En nombre del “cuidado del medioambiente”, Chile vive hoy una parálisis del desarrollo, donde todo proyecto de inversión es sospechoso de dañar la naturaleza, sin distinguir entre destruirla y transformarla responsablemente.
Se ha instalado una idea errada: que cuidar la naturaleza equivale a no tocarla. Pero la naturaleza cambia, la toquemos o no. Los dinosaurios desaparecieron sin nuestra ayuda, y precisamente porque el mundo cambió nosotros pudimos aparecer. El hombre, al modificar su entorno, no lo destruye: lo perfecciona y lo adapta a su supervivencia. Negar eso es negar lo humano. La historia lo prueba: los países más pobres son los que más devastan su medioambiente. Haití, en dónde no existe la inversión ni el desarrollo incendia su suelo para poder cultivar tubérculos que le den de comer. En cambio, las sociedades libres y prósperas son las más limpias y las que mejor preservan sus recursos.

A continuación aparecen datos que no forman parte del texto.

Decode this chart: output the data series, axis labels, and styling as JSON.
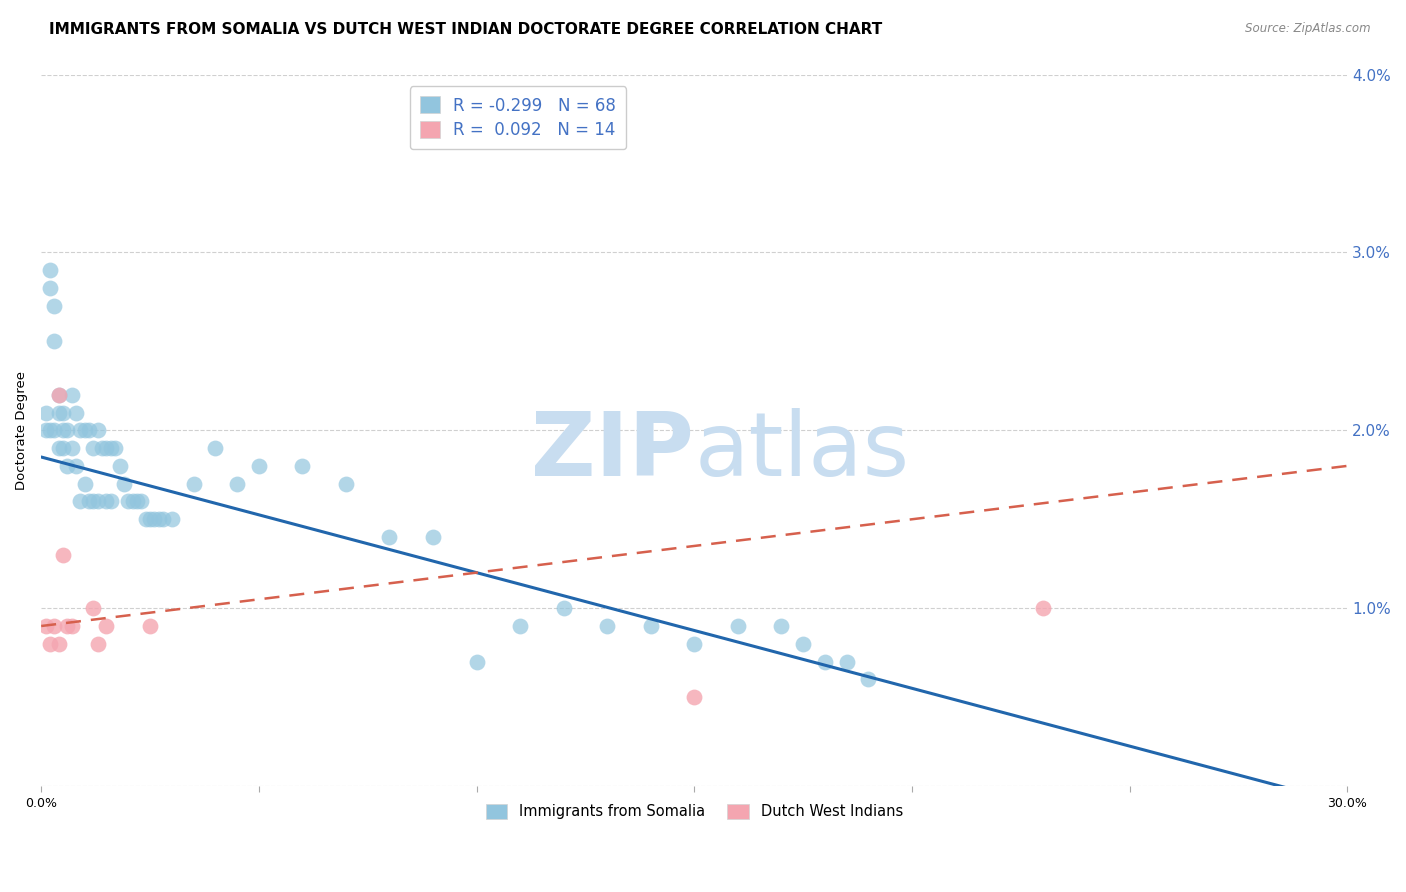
{
  "title": "IMMIGRANTS FROM SOMALIA VS DUTCH WEST INDIAN DOCTORATE DEGREE CORRELATION CHART",
  "source": "Source: ZipAtlas.com",
  "ylabel": "Doctorate Degree",
  "xlim": [
    0.0,
    0.3
  ],
  "ylim": [
    0.0,
    0.04
  ],
  "x_ticks": [
    0.0,
    0.05,
    0.1,
    0.15,
    0.2,
    0.25,
    0.3
  ],
  "y_ticks": [
    0.0,
    0.01,
    0.02,
    0.03,
    0.04
  ],
  "x_tick_labels": [
    "0.0%",
    "",
    "",
    "",
    "",
    "",
    "30.0%"
  ],
  "y_tick_labels_right": [
    "",
    "1.0%",
    "2.0%",
    "3.0%",
    "4.0%"
  ],
  "somalia_x": [
    0.001,
    0.001,
    0.002,
    0.002,
    0.002,
    0.003,
    0.003,
    0.003,
    0.004,
    0.004,
    0.004,
    0.005,
    0.005,
    0.005,
    0.006,
    0.006,
    0.007,
    0.007,
    0.008,
    0.008,
    0.009,
    0.009,
    0.01,
    0.01,
    0.011,
    0.011,
    0.012,
    0.012,
    0.013,
    0.013,
    0.014,
    0.015,
    0.015,
    0.016,
    0.016,
    0.017,
    0.018,
    0.019,
    0.02,
    0.021,
    0.022,
    0.023,
    0.024,
    0.025,
    0.026,
    0.027,
    0.028,
    0.03,
    0.035,
    0.04,
    0.045,
    0.05,
    0.06,
    0.07,
    0.08,
    0.09,
    0.1,
    0.11,
    0.12,
    0.13,
    0.14,
    0.15,
    0.16,
    0.17,
    0.175,
    0.18,
    0.185,
    0.19
  ],
  "somalia_y": [
    0.021,
    0.02,
    0.029,
    0.028,
    0.02,
    0.027,
    0.025,
    0.02,
    0.022,
    0.021,
    0.019,
    0.021,
    0.02,
    0.019,
    0.02,
    0.018,
    0.022,
    0.019,
    0.021,
    0.018,
    0.02,
    0.016,
    0.02,
    0.017,
    0.02,
    0.016,
    0.019,
    0.016,
    0.02,
    0.016,
    0.019,
    0.019,
    0.016,
    0.019,
    0.016,
    0.019,
    0.018,
    0.017,
    0.016,
    0.016,
    0.016,
    0.016,
    0.015,
    0.015,
    0.015,
    0.015,
    0.015,
    0.015,
    0.017,
    0.019,
    0.017,
    0.018,
    0.018,
    0.017,
    0.014,
    0.014,
    0.007,
    0.009,
    0.01,
    0.009,
    0.009,
    0.008,
    0.009,
    0.009,
    0.008,
    0.007,
    0.007,
    0.006
  ],
  "dwi_x": [
    0.001,
    0.002,
    0.003,
    0.004,
    0.004,
    0.005,
    0.006,
    0.007,
    0.012,
    0.013,
    0.015,
    0.15,
    0.23,
    0.025
  ],
  "dwi_y": [
    0.009,
    0.008,
    0.009,
    0.022,
    0.008,
    0.013,
    0.009,
    0.009,
    0.01,
    0.008,
    0.009,
    0.005,
    0.01,
    0.009
  ],
  "somalia_color": "#92c5de",
  "dwi_color": "#f4a5b0",
  "somalia_line_color": "#2166ac",
  "dwi_line_color": "#d6604d",
  "background_color": "#ffffff",
  "grid_color": "#d0d0d0",
  "R_somalia": -0.299,
  "N_somalia": 68,
  "R_dwi": 0.092,
  "N_dwi": 14,
  "watermark_zip": "ZIP",
  "watermark_atlas": "atlas",
  "watermark_color_zip": "#c8ddf0",
  "watermark_color_atlas": "#c8ddf0",
  "title_fontsize": 11,
  "axis_label_fontsize": 9.5,
  "tick_fontsize": 9,
  "legend_fontsize": 12,
  "right_tick_color": "#4472c4",
  "somalia_regression_start_y": 0.0185,
  "somalia_regression_end_y": -0.001,
  "dwi_regression_start_y": 0.009,
  "dwi_regression_end_y": 0.018
}
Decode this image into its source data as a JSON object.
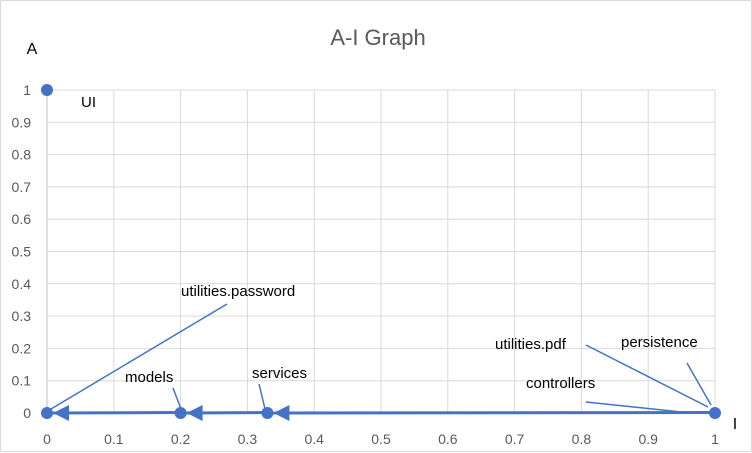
{
  "chart_data": {
    "type": "scatter",
    "title": "A-I Graph",
    "xlabel": "I",
    "ylabel": "A",
    "xlim": [
      0,
      1
    ],
    "ylim": [
      0,
      1
    ],
    "x_ticks": [
      "0",
      "0.1",
      "0.2",
      "0.3",
      "0.4",
      "0.5",
      "0.6",
      "0.7",
      "0.8",
      "0.9",
      "1"
    ],
    "y_ticks": [
      "0",
      "0.1",
      "0.2",
      "0.3",
      "0.4",
      "0.5",
      "0.6",
      "0.7",
      "0.8",
      "0.9",
      "1"
    ],
    "grid": true,
    "points": [
      {
        "label": "UI",
        "x": 0,
        "y": 1
      },
      {
        "label": "utilities.password",
        "x": 0,
        "y": 0
      },
      {
        "label": "models",
        "x": 0.2,
        "y": 0
      },
      {
        "label": "services",
        "x": 0.33,
        "y": 0
      },
      {
        "label": "utilities.pdf",
        "x": 1,
        "y": 0
      },
      {
        "label": "persistence",
        "x": 1,
        "y": 0
      },
      {
        "label": "controllers",
        "x": 1,
        "y": 0
      }
    ],
    "connections": [
      [
        1,
        0
      ],
      [
        0.33,
        0
      ],
      [
        0.2,
        0
      ],
      [
        0,
        0
      ]
    ],
    "series_color": "#4472c4",
    "grid_color": "#d9d9d9"
  }
}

Los regímenes comunistas, por el contrario, dejaron un catálogo de catástrofes ecológicas: el Mar de Aral, que pasó de ser la cuarta masa de agua interior del planeta a una cuenca seca y contaminada; Chernóbil, símbolo del despotismo tecnológico sin responsabilidad individual; o la China contemporánea, con más de mil centrales a carbón que representan el 70% de la capacidad mundial y que siguen en aumento bajo el discurso oficial del Partido Comunista. No hubo, sin embargo, un “how dare you” para Xi Jinping.
El ecologismo de Estado ha reemplazado a la planificación central de antaño con un nuevo ropaje moral. Hoy, en nombre del planeta, se reactiva la tentación de controlar la vida y la producción desde una burocracia global, mientras se ignora la evidencia empírica: la libertad económica, la innovación tecnológica y la propiedad privada han sido los instrumentos más eficaces para mejorar el ambiente y la calidad de vida humana.
No hay apocalipsis en el horizonte. Cada generación ha vivido mejor que la anterior gracias a la creatividad humana, no a su sometimiento. El hombre libre no contamina: inventa soluciones.
Si Chile continúa paralizando el progreso en nombre de una pureza abstracta, terminará -paradójicamente- más pobre y menos limpio. ¿O acaso alguien cree que Haití es más limpio que Suiza?
Esa desconfianza mata la innovación. Porque si, como decía Mokyr, el progreso surge de la libertad de experimentar, una sociedad que castiga al que arriesga está firmando su propio estancamiento. La “cultura del crecimiento” ha sido reemplazada por una cultura del recelo, donde la envidia es el nuevo contrato social y el empresario el enemigo público.
Chile ya no celebra al que crea, sino al que reparte; no admira al que se atreve, sino al que denuncia. Y un país que sospecha del empresario no tarda en sospechar de la libertad.
Conclusión: libertad o parálisis
El mensaje de este Nobel es inequívoco: el crecimiento moderno -esa prosperidad acumulativa que sostiene a la civilización contemporánea y que ha sacado a miles de millones de la pobreza- no es natural ni eterno. Depende de una arquitectura moral e institucional que garantice libertad científica, para pensar sin censura. Libertad económica, para emprender sin permiso y libre competencia, para que la innovación emerja desde abajo y no desde un buró.
Si esas libertades se erosionan, muere no solo la innovación, sino también la posibilidad de progreso individual. Chile debería tomar nota: sin empresarios no hay crecimiento; y sin libertad, no hay empresarios.